Bobby, penjaga rumah, dan ketiga pelayan saling menatap satu-sama lain saat mendengar ucapan Valdes begitu lembut tanpa tersimpan amarah di dalamnya. Mereka juga serentak menatap kedatangan Yuka dari depan pintu.
“Apa Iklim di Indonesia sudah berganti? Kenapa aku merasa tiba-tiba udara di sini sangat sejuk,” ucap Bobby berbisik.
“Kalian salah. Aku melihat ada bongkahan Kutub Utara pindah ke atas kepala tuan Valdes, menutupi lahar panas yang tadi hampir membakar seluruh tubuh,” sahut penjaga rumah satu ikut berbisik.
“Kalau di mataku, aku tadi melihat sebuah bola api kecemburuan menyala-nyala seluruh tubuh tuan Valdes. Dan ketika melihat nona muda berjalan ke arahnya, bola itu berubah menjadi bunga-bunga cinta,” sahut pelayan satu ikut berbisik.
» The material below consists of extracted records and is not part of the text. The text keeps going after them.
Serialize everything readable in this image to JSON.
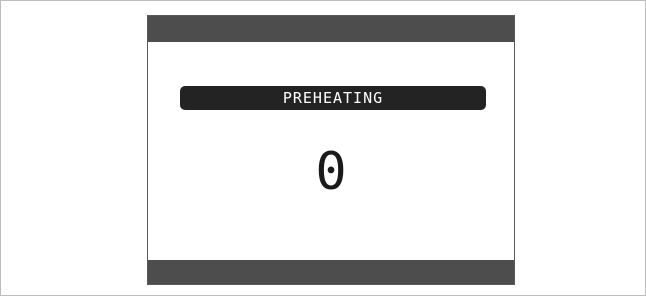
{
  "display": {
    "status": "PREHEATING",
    "value": "0"
  },
  "colors": {
    "bar": "#4d4d4d",
    "pill": "#232323",
    "pill_text": "#ffffff",
    "value_text": "#1a1a1a"
  }
}
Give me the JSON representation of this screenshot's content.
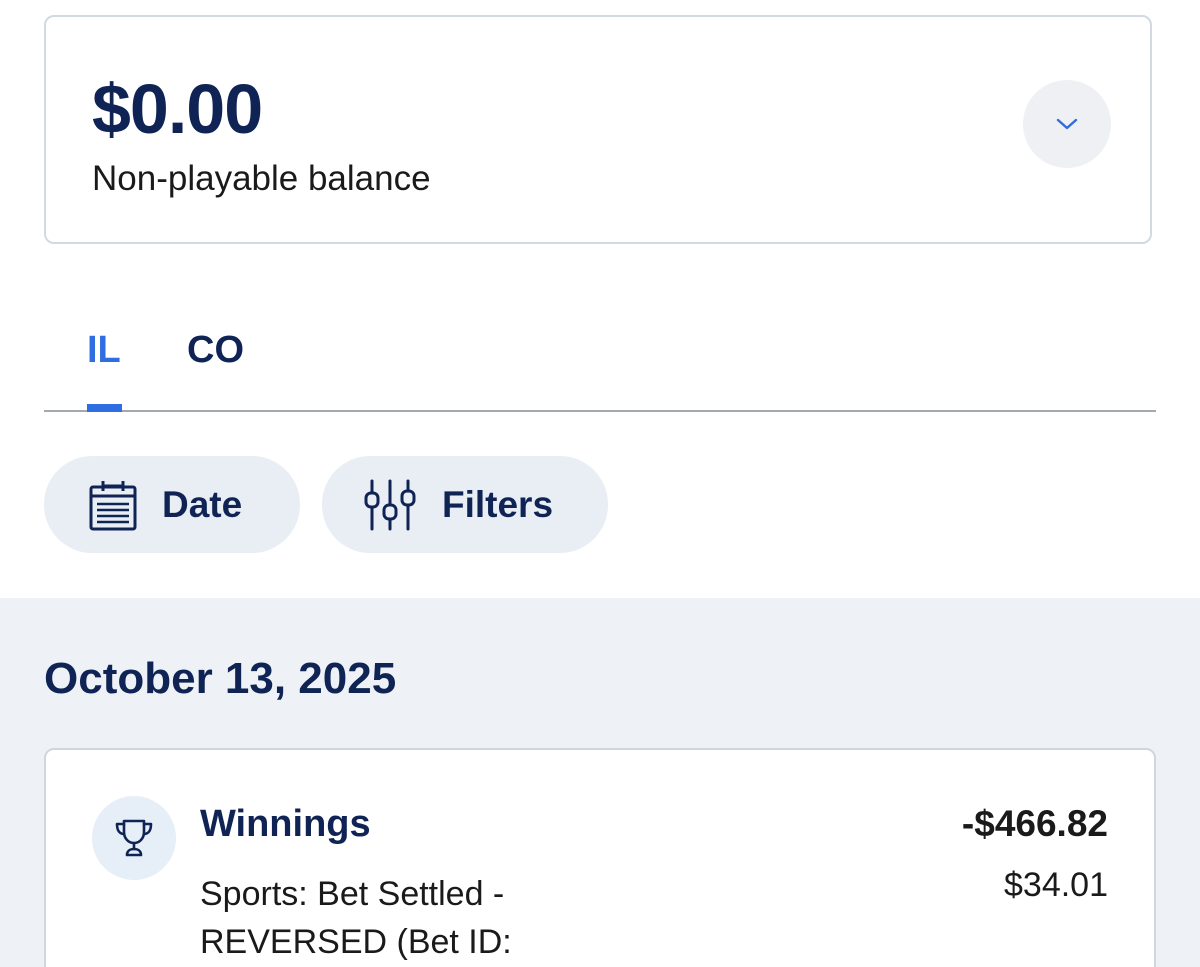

Bobby dan lainnya segera berhenti berbicara setelah melihat Valdes mengajak Yuka ingin masuk ke dalam rumah.
Yuka menengadah, “Apa kamu marah?” tanya Yuka polos kepada Valdes.
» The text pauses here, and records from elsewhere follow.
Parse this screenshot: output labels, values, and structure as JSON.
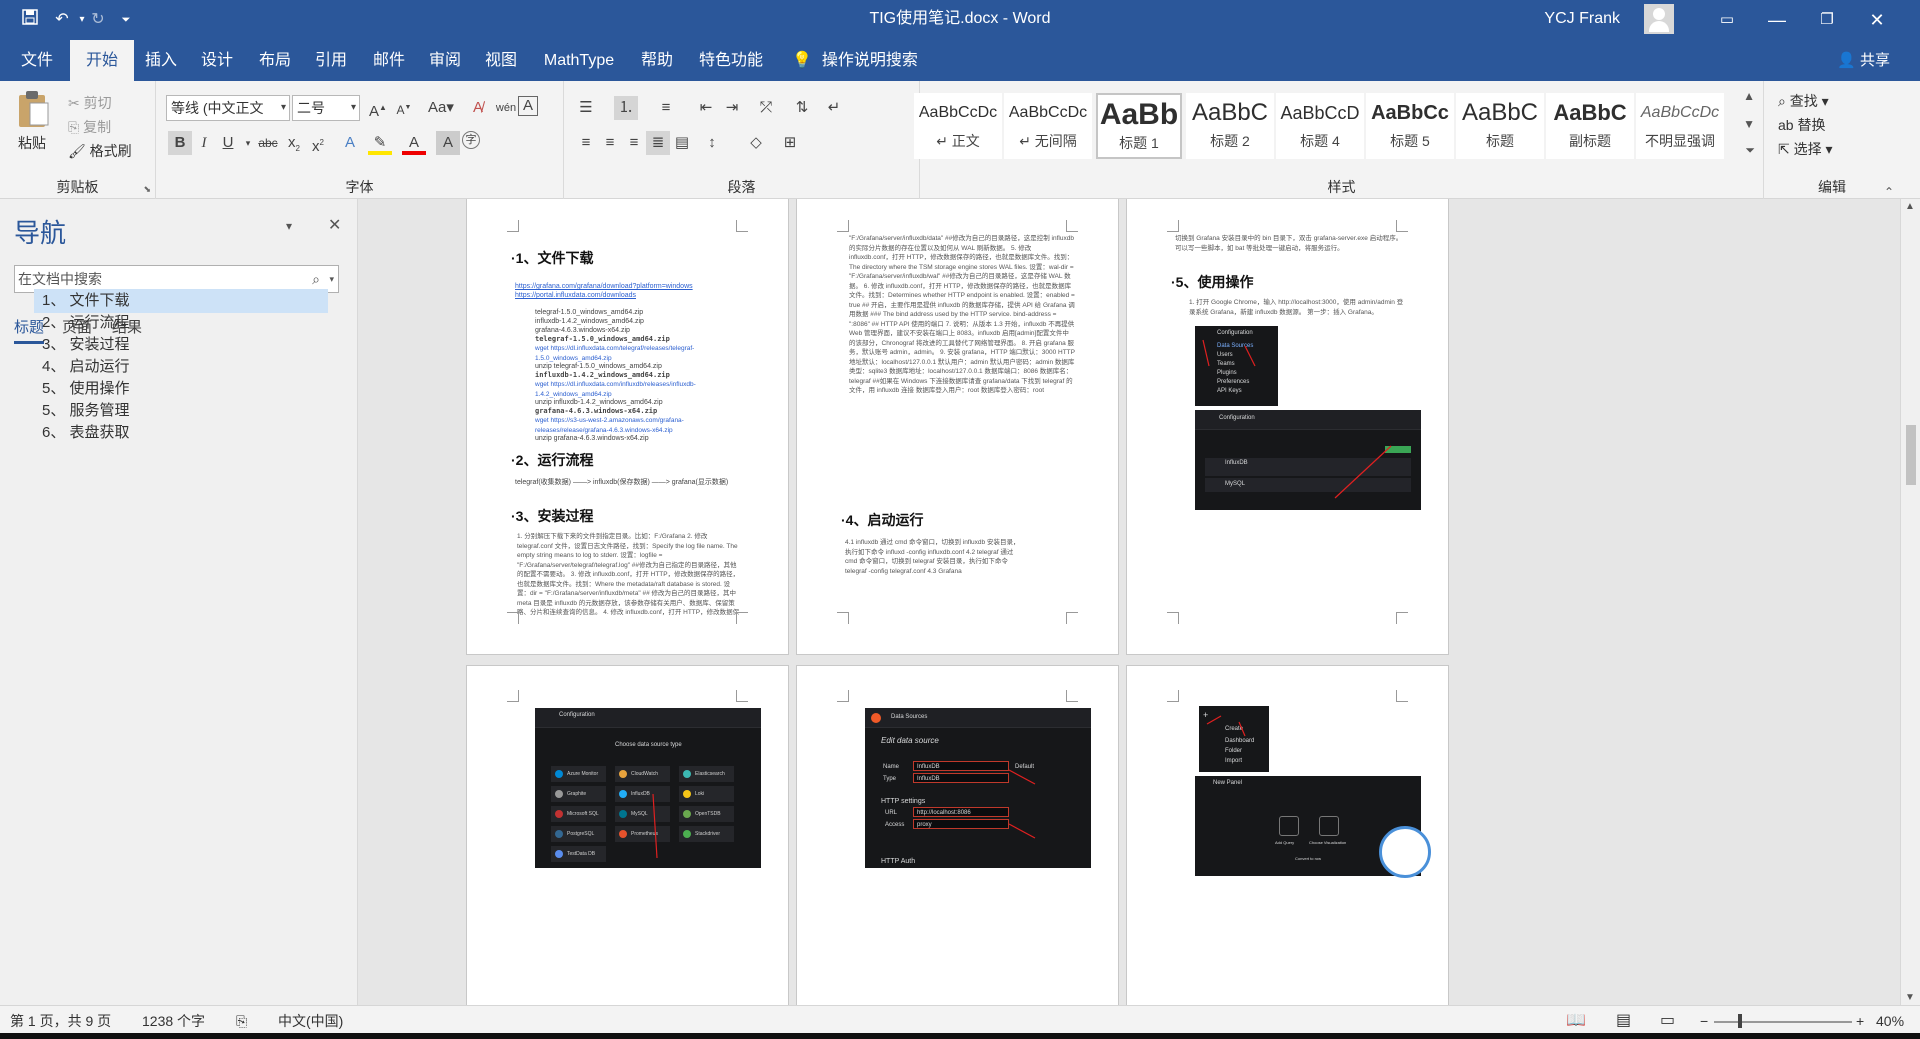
{
  "titlebar": {
    "doc_title": "TIG使用笔记.docx  -  Word",
    "user": "YCJ Frank",
    "save_icon": "save-icon",
    "undo_icon": "undo-icon",
    "redo_icon": "redo-icon",
    "customize_icon": "customize-quick-access-icon"
  },
  "tabs": [
    "文件",
    "开始",
    "插入",
    "设计",
    "布局",
    "引用",
    "邮件",
    "审阅",
    "视图",
    "MathType",
    "帮助",
    "特色功能"
  ],
  "tellme": "操作说明搜索",
  "share": "共享",
  "ribbon": {
    "clipboard": {
      "paste": "粘贴",
      "cut": "剪切",
      "copy": "复制",
      "format_painter": "格式刷",
      "label": "剪贴板"
    },
    "font": {
      "font_name": "等线 (中文正文",
      "font_size": "二号",
      "label": "字体"
    },
    "paragraph": {
      "label": "段落"
    },
    "styles": {
      "label": "样式",
      "items": [
        {
          "sample": "AaBbCcDc",
          "name": "↵ 正文"
        },
        {
          "sample": "AaBbCcDc",
          "name": "↵ 无间隔"
        },
        {
          "sample": "AaBb",
          "name": "标题 1"
        },
        {
          "sample": "AaBbC",
          "name": "标题 2"
        },
        {
          "sample": "AaBbCcD",
          "name": "标题 4"
        },
        {
          "sample": "AaBbCc",
          "name": "标题 5"
        },
        {
          "sample": "AaBbC",
          "name": "标题"
        },
        {
          "sample": "AaBbC",
          "name": "副标题"
        },
        {
          "sample": "AaBbCcDc",
          "name": "不明显强调"
        }
      ]
    },
    "editing": {
      "find": "查找",
      "replace": "替换",
      "select": "选择",
      "label": "编辑"
    }
  },
  "nav": {
    "title": "导航",
    "search_placeholder": "在文档中搜索",
    "tabs": [
      "标题",
      "页面",
      "结果"
    ],
    "headings": [
      "1、 文件下载",
      "2、 运行流程",
      "3、 安装过程",
      "4、 启动运行",
      "5、 使用操作",
      "5、 服务管理",
      "6、 表盘获取"
    ]
  },
  "pages": {
    "p1": {
      "h_download": "·1、文件下载",
      "links": [
        "https://grafana.com/grafana/download?platform=windows",
        "https://portal.influxdata.com/downloads"
      ],
      "files": [
        "telegraf-1.5.0_windows_amd64.zip",
        "influxdb-1.4.2_windows_amd64.zip",
        "grafana-4.6.3.windows-x64.zip",
        "telegraf-1.5.0_windows_amd64.zip",
        "wget https://dl.influxdata.com/telegraf/releases/telegraf-1.5.0_windows_amd64.zip",
        "unzip telegraf-1.5.0_windows_amd64.zip",
        "influxdb-1.4.2_windows_amd64.zip",
        "wget https://dl.influxdata.com/influxdb/releases/influxdb-1.4.2_windows_amd64.zip",
        "unzip influxdb-1.4.2_windows_amd64.zip",
        "grafana-4.6.3.windows-x64.zip",
        "wget https://s3-us-west-2.amazonaws.com/grafana-releases/release/grafana-4.6.3.windows-x64.zip",
        "unzip grafana-4.6.3.windows-x64.zip"
      ],
      "h_flow": "·2、运行流程",
      "flow": "telegraf(收集数据) ——> influxdb(保存数据) ——> grafana(显示数据)",
      "h_install": "·3、安装过程",
      "install_text": "1. 分别解压下载下来的文件到指定目录。比如：F:/Grafana  2. 修改 telegraf.conf 文件，设置日志文件路径，找到：Specify the log file name. The empty string means to log to stderr. 设置：logfile = \"F:/Grafana/server/telegraf/telegraf.log\" ##修改为自己指定的目录路径，其他的配置不需要动。 3. 修改 influxdb.conf，打开 HTTP，修改数据保存的路径，也就是数据库文件。找到：Where the metadata/raft database is stored. 设置：dir = \"F:/Grafana/server/influxdb/meta\" ## 修改为自己的目录路径，其中 meta 目录是 influxdb 的元数据存放，该参数存储有关用户、数据库、保留策略、分片和连续查询的信息。 4. 修改 influxdb.conf，打开 HTTP，修改数据保存的路径，也就是数据库文件。找到：The directory where the TSM storage engine stores TSM files. 设置：dir ="
    },
    "p2": {
      "text": "\"F:/Grafana/server/influxdb/data\"  ##修改为自己的目录路径，这是控制 influxdb 的实际分片数据的存在位置以及如何从 WAL 刷新数据。 5. 修改 influxdb.conf，打开 HTTP，修改数据保存的路径，也就是数据库文件。找到：The directory where the TSM storage engine stores WAL files. 设置：wal-dir = \"F:/Grafana/server/influxdb/wal\"  ##修改为自己的目录路径，这是存储 WAL 数据。 6. 修改 influxdb.conf，打开 HTTP，修改数据保存的路径，也就是数据库文件。找到：Determines whether HTTP endpoint is enabled. 设置：enabled = true  ## 开启，主要作用是提供 influxdb 的数据库存储，提供 API 给 Grafana 调用数据  ### The bind address used by the HTTP service. bind-address = \":8086\"  ## HTTP API 使用的端口 7. 说明：从版本 1.3 开始，influxdb 不再提供 Web 管理界面，建议不安装在端口上 8083。influxdb 启用[admin]配置文件中的该部分，Chronograf 将改进的工具替代了网络管理界面。 8. 开启 grafana 服务，默认账号 admin，admin。 9. 安装 grafana，HTTP 端口默认：3000  HTTP 地址默认：localhost/127.0.0.1  默认用户：admin  默认用户密码：admin  数据库类型：sqlite3  数据库地址：localhost/127.0.0.1  数据库端口：8086  数据库名：telegraf  ##如果在 Windows 下连接数据库请查 grafana/data 下找到 telegraf 的文件，用 influxdb 连接  数据库登入用户：root  数据库登入密码：root",
      "h_start": "·4、启动运行",
      "start_text": "4.1 influxdb  通过 cmd 命令窗口，切换到 influxdb 安装目录，执行如下命令  influxd -config influxdb.conf  4.2 telegraf  通过 cmd 命令窗口，切换到 telegraf 安装目录，执行如下命令  telegraf -config telegraf.conf  4.3 Grafana"
    },
    "p3": {
      "intro": "切换到 Grafana 安装目录中的 bin 目录下，双击 grafana-server.exe 启动程序。可以写一些脚本，如 bat 等批处理一键启动，将服务运行。",
      "h_use": "·5、使用操作",
      "use_text": "1. 打开 Google Chrome，输入 http://localhost:3000，使用 admin/admin 登录系统 Grafana，新建 influxdb 数据源。  第一步：插入 Grafana。",
      "config_title": "Configuration",
      "menu": [
        "Data Sources",
        "Users",
        "Teams",
        "Plugins",
        "Preferences",
        "API Keys"
      ],
      "influx_label": "InfluxDB",
      "mysql_label": "MySQL"
    },
    "p4": {
      "config_title": "Configuration",
      "choose": "Choose data source type",
      "types": [
        "Azure Monitor",
        "CloudWatch",
        "Elasticsearch",
        "Graphite",
        "InfluxDB",
        "Loki",
        "Microsoft SQL Server",
        "MySQL",
        "OpenTSDB",
        "PostgreSQL",
        "Prometheus",
        "Stackdriver",
        "TestData DB"
      ]
    },
    "p5": {
      "crumb": "Data Sources",
      "edit": "Edit data source",
      "name_label": "Name",
      "name_val": "InfluxDB",
      "type_label": "Type",
      "type_val": "InfluxDB",
      "default_label": "Default",
      "http": "HTTP settings",
      "url_label": "URL",
      "url_val": "http://localhost:8086",
      "access_label": "Access",
      "access_val": "proxy",
      "auth": "HTTP Auth"
    },
    "p6": {
      "create": "Create",
      "menu": [
        "Dashboard",
        "Folder",
        "Import"
      ],
      "new_panel": "New Panel",
      "add_query": "Add Query",
      "choose_vis": "Choose Visualization",
      "convert": "Convert to row"
    }
  },
  "status": {
    "page": "第 1 页，共 9 页",
    "words": "1238 个字",
    "lang": "中文(中国)",
    "zoom": "40%"
  },
  "colors": {
    "accent": "#2b579a",
    "ribbon": "#f3f3f3",
    "nav_selected": "#cde2f7"
  }
}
Valdes menghentikan langkah kakinya di depan Bobby, beberapa pelayan dan penjaga rumah. Senyum manis ia pancarkan ke Yuka sambil berkata, “Aku tidak marah. Tadinya aku sempat berpikir ingin memakan sesuatu yang keras. Tapi melihat kamu sudah kembali pulang, aku berinisiatif untuk makan yang bergizi bersama dengan kamu. Kamu pasti lapar ‘kan?”
Glek!
Bobby, beberapa pelayan, dan penjaga rumah menelan saliva dengan susah payah. Mereka tahu maksud dari ucapan Valdes.
Pelayan pertama mengarahkan tangan kanannya ke arah dapur, “Ka-kami akan siapkan makan buat tuan dan nona muda,” ucap pelayan satu mewakili kedua pelayan lainnya. Dengan langkah cepat ketiga pelayan berjalan menuju dapur.
Sedangkan Bobby berpura-pura menghalau ke wajahnya, seolah ada nyamuk ingin menggigit wajah mulusnya.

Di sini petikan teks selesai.